Environmental stimuli that influence bacterial movement
In response to their surrounding environments, bacteria constantly cue changes in their direction of motion. Thus, the composition and hydrodynamics of the environment surrounding a surface are critical factors influencing bacterial movement and adherence. There are three main signaling pathways that control movement, though they have diverse outcomes in different bacteria: chemotaxis, quorum sensing, and the secondary signaling molecule bis-(3-5')-cyclic dimeric guanosine monophosphate (c-di-GMP).
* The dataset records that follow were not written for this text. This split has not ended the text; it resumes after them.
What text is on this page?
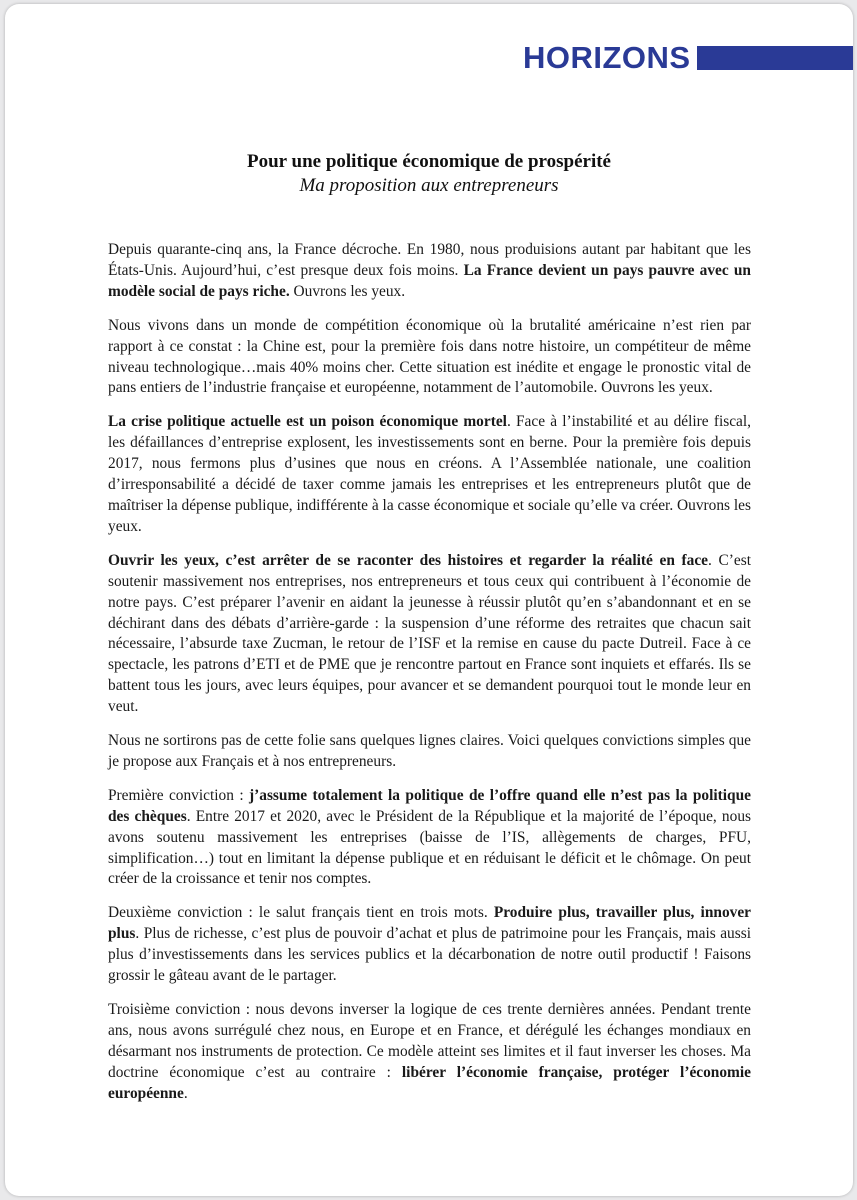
HORIZONS
Pour une politique économique de prospérité
Ma proposition aux entrepreneurs

Depuis quarante-cinq ans, la France décroche. En 1980, nous produisions autant par habitant que les États-Unis. Aujourd’hui, c’est presque deux fois moins. La France devient un pays pauvre avec un modèle social de pays riche. Ouvrons les yeux.

Nous vivons dans un monde de compétition économique où la brutalité américaine n’est rien par rapport à ce constat : la Chine est, pour la première fois dans notre histoire, un compétiteur de même niveau technologique…mais 40% moins cher. Cette situation est inédite et engage le pronostic vital de pans entiers de l’industrie française et européenne, notamment de l’automobile. Ouvrons les yeux.

La crise politique actuelle est un poison économique mortel. Face à l’instabilité et au délire fiscal, les défaillances d’entreprise explosent, les investissements sont en berne. Pour la première fois depuis 2017, nous fermons plus d’usines que nous en créons. A l’Assemblée nationale, une coalition d’irresponsabilité a décidé de taxer comme jamais les entreprises et les entrepreneurs plutôt que de maîtriser la dépense publique, indifférente à la casse économique et sociale qu’elle va créer. Ouvrons les yeux.

Ouvrir les yeux, c’est arrêter de se raconter des histoires et regarder la réalité en face. C’est soutenir massivement nos entreprises, nos entrepreneurs et tous ceux qui contribuent à l’économie de notre pays. C’est préparer l’avenir en aidant la jeunesse à réussir plutôt qu’en s’abandonnant et en se déchirant dans des débats d’arrière-garde : la suspension d’une réforme des retraites que chacun sait nécessaire, l’absurde taxe Zucman, le retour de l’ISF et la remise en cause du pacte Dutreil. Face à ce spectacle, les patrons d’ETI et de PME que je rencontre partout en France sont inquiets et effarés. Ils se battent tous les jours, avec leurs équipes, pour avancer et se demandent pourquoi tout le monde leur en veut.

Nous ne sortirons pas de cette folie sans quelques lignes claires. Voici quelques convictions simples que je propose aux Français et à nos entrepreneurs.

Première conviction : j’assume totalement la politique de l’offre quand elle n’est pas la politique des chèques. Entre 2017 et 2020, avec le Président de la République et la majorité de l’époque, nous avons soutenu massivement les entreprises (baisse de l’IS, allègements de charges, PFU, simplification…) tout en limitant la dépense publique et en réduisant le déficit et le chômage. On peut créer de la croissance et tenir nos comptes.

Deuxième conviction : le salut français tient en trois mots. Produire plus, travailler plus, innover plus. Plus de richesse, c’est plus de pouvoir d’achat et plus de patrimoine pour les Français, mais aussi plus d’investissements dans les services publics et la décarbonation de notre outil productif ! Faisons grossir le gâteau avant de le partager.

Troisième conviction : nous devons inverser la logique de ces trente dernières années. Pendant trente ans, nous avons surrégulé chez nous, en Europe et en France, et dérégulé les échanges mondiaux en désarmant nos instruments de protection. Ce modèle atteint ses limites et il faut inverser les choses. Ma doctrine économique c’est au contraire : libérer l’économie française, protéger l’économie européenne.
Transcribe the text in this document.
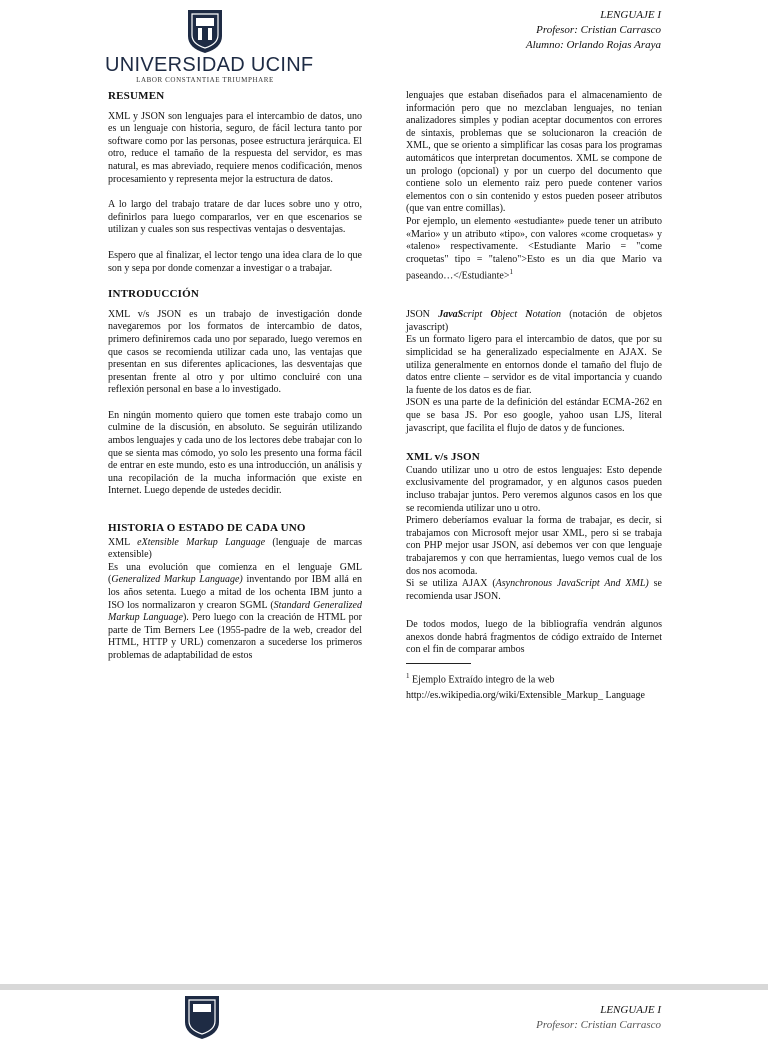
UNIVERSIDAD UCINF
LABOR CONSTANTIAE TRIUMPHARE
LENGUAJE I
Profesor: Cristian Carrasco
Alumno: Orlando Rojas Araya
RESUMEN

XML y JSON son lenguajes para el intercambio de datos, uno es un lenguaje con historia, seguro, de fácil lectura tanto por software como por las personas, posee estructura jerárquica. El otro, reduce el tamaño de la respuesta del servidor, es mas natural, es mas abreviado, requiere menos codificación, menos procesamiento y representa mejor la estructura de datos.

A lo largo del trabajo tratare de dar luces sobre uno y otro, definirlos para luego compararlos, ver en que escenarios se utilizan y cuales son sus respectivas ventajas o desventajas.

Espero que al finalizar, el lector tengo una idea clara de lo que son y sepa por donde comenzar a investigar o a trabajar.

INTRODUCCIÓN

XML v/s JSON es un trabajo de investigación donde navegaremos por los formatos de intercambio de datos, primero definiremos cada uno por separado, luego veremos en que casos se recomienda utilizar cada uno, las ventajas que presentan en sus diferentes aplicaciones, las desventajas que presentan frente al otro y por ultimo concluiré con una reflexión personal en base a lo investigado.

En ningún momento quiero que tomen este trabajo como un culmine de la discusión, en absoluto. Se seguirán utilizando ambos lenguajes y cada uno de los lectores debe trabajar con lo que se sienta mas cómodo, yo solo les presento una forma fácil de entrar en este mundo, esto es una introducción, un análisis y una recopilación de la mucha información que existe en Internet. Luego depende de ustedes decidir.

HISTORIA O ESTADO DE CADA UNO

XML eXtensible Markup Language (lenguaje de marcas extensible)

Es una evolución que comienza en el lenguaje GML (Generalized Markup Language) inventando por IBM allá en los años setenta. Luego a mitad de los ochenta IBM junto a ISO los normalizaron y crearon SGML (Standard Generalized Markup Language). Pero luego con la creación de HTML por parte de Tim Berners Lee (1955-padre de la web, creador del HTML, HTTP y URL) comenzaron a sucederse los primeros problemas de adaptabilidad de estos

lenguajes que estaban diseñados para el almacenamiento de información pero que no mezclaban lenguajes, no tenian analizadores simples y podian aceptar documentos con errores de sintaxis, problemas que se solucionaron la creación de XML, que se oriento a simplificar las cosas para los programas automáticos que interpretan documentos. XML se compone de un prologo (opcional) y por un cuerpo del documento que contiene solo un elemento raiz pero puede contener varios elementos con o sin contenido y estos pueden poseer atributos (que van entre comillas).

Por ejemplo, un elemento «estudiante» puede tener un atributo «Mario» y un atributo «tipo», con valores «come croquetas» y «taleno» respectivamente. <Estudiante Mario = "come croquetas" tipo = "taleno">Esto es un dia que Mario va paseando…</Estudiante>$^1$

JSON JavaScript Object Notation (notación de objetos javascript)

Es un formato ligero para el intercambio de datos, que por su simplicidad se ha generalizado especialmente en AJAX. Se utiliza generalmente en entornos donde el tamaño del flujo de datos entre cliente – servidor es de vital importancia y cuando la fuente de los datos es de fiar.

JSON es una parte de la definición del estándar ECMA-262 en que se basa JS. Por eso google, yahoo usan LJS, literal javascript, que facilita el flujo de datos y de funciones.

XML v/s JSON

Cuando utilizar uno u otro de estos lenguajes: Esto depende exclusivamente del programador, y en algunos casos pueden incluso trabajar juntos. Pero veremos algunos casos en los que se recomienda utilizar uno u otro.

Primero deberíamos evaluar la forma de trabajar, es decir, si trabajamos con Microsoft mejor usar XML, pero si se trabaja con PHP mejor usar JSON, así debemos ver con que lenguaje trabajaremos y con que herramientas, luego vemos cual de los dos nos acomoda.

Si se utiliza AJAX (Asynchronous JavaScript And XML) se recomienda usar JSON.

De todos modos, luego de la bibliografía vendrán algunos anexos donde habrá fragmentos de código extraído de Internet con el fin de comparar ambos

$^1$ Ejemplo Extraído integro de la web
http://es.wikipedia.org/wiki/Extensible_Markup_ Language
LENGUAJE I
Profesor: Cristian Carrasco
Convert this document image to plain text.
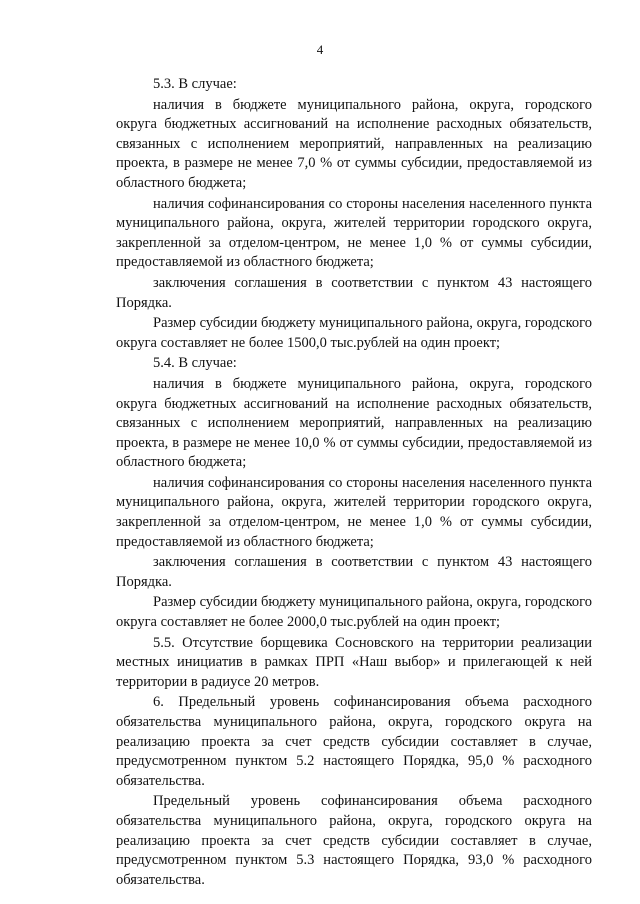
4

5.3. В случае:

наличия в бюджете муниципального района, округа, городского округа бюджетных ассигнований на исполнение расходных обязательств, связанных с исполнением мероприятий, направленных на реализацию проекта, в размере не менее 7,0 % от суммы субсидии, предоставляемой из областного бюджета;

наличия софинансирования со стороны населения населенного пункта муниципального района, округа, жителей территории городского округа, закрепленной за отделом-центром, не менее 1,0 % от суммы субсидии, предоставляемой из областного бюджета;

заключения соглашения в соответствии с пунктом 43 настоящего Порядка.

Размер субсидии бюджету муниципального района, округа, городского округа составляет не более 1500,0 тыс.рублей на один проект;

5.4. В случае:

наличия в бюджете муниципального района, округа, городского округа бюджетных ассигнований на исполнение расходных обязательств, связанных с исполнением мероприятий, направленных на реализацию проекта, в размере не менее 10,0 % от суммы субсидии, предоставляемой из областного бюджета;

наличия софинансирования со стороны населения населенного пункта муниципального района, округа, жителей территории городского округа, закрепленной за отделом-центром, не менее 1,0 % от суммы субсидии, предоставляемой из областного бюджета;

заключения соглашения в соответствии с пунктом 43 настоящего Порядка.

Размер субсидии бюджету муниципального района, округа, городского округа составляет не более 2000,0 тыс.рублей на один проект;

5.5. Отсутствие борщевика Сосновского на территории реализации местных инициатив в рамках ПРП «Наш выбор» и прилегающей к ней территории в радиусе 20 метров.

6. Предельный уровень софинансирования объема расходного обязательства муниципального района, округа, городского округа на реализацию проекта за счет средств субсидии составляет в случае, предусмотренном пунктом 5.2 настоящего Порядка, 95,0 % расходного обязательства.

Предельный уровень софинансирования объема расходного обязательства муниципального района, округа, городского округа на реализацию проекта за счет средств субсидии составляет в случае, предусмотренном пунктом 5.3 настоящего Порядка, 93,0 % расходного обязательства.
A typical chemosensory system comprises transmembrane chemoreceptors that are generally found at the cell poles (Briegel et al., 2009). These chemoreceptors bind distinct ligands and in response undergo differential methylation (via the action of cytoplasmic accessory proteins) and a conformational change that allows for the formation of complexes with a cytoplasmic histidine kinase, CheA. In E. coli, reduction of a chemoattractant in the medium leads to CheA autophosphorylation and subsequent phosphotransfer to another cytoplasmic functional regulator, CheY. Phosphorylated CheY (CheY ~ P) binds to the FliM component of the flagellar motor and forces a change in the rotation of the flagella from counterclockwise to clockwise direction (Porter et al., 2011; Wadhams and Armitage, 2004; Brown et al., 2011). As described in Section 3.2.2, a counterclockwise to clockwise rotation results in bacterial tumbling, and thereby a switch in the direction of movement until bacteria encounter high concentrations of the chemoattractant they are lacking. In other bacterial species, the binding of CheY ~ P to FliM can lead to “molecular braking,” causing the flagella to slow down or stop entirely (Porter et al., 2011). Reduction of flagellar rotation due to nutritional cues can provide enough stasis for the bacteria to engage a surface and initiate the formation of a biofilm.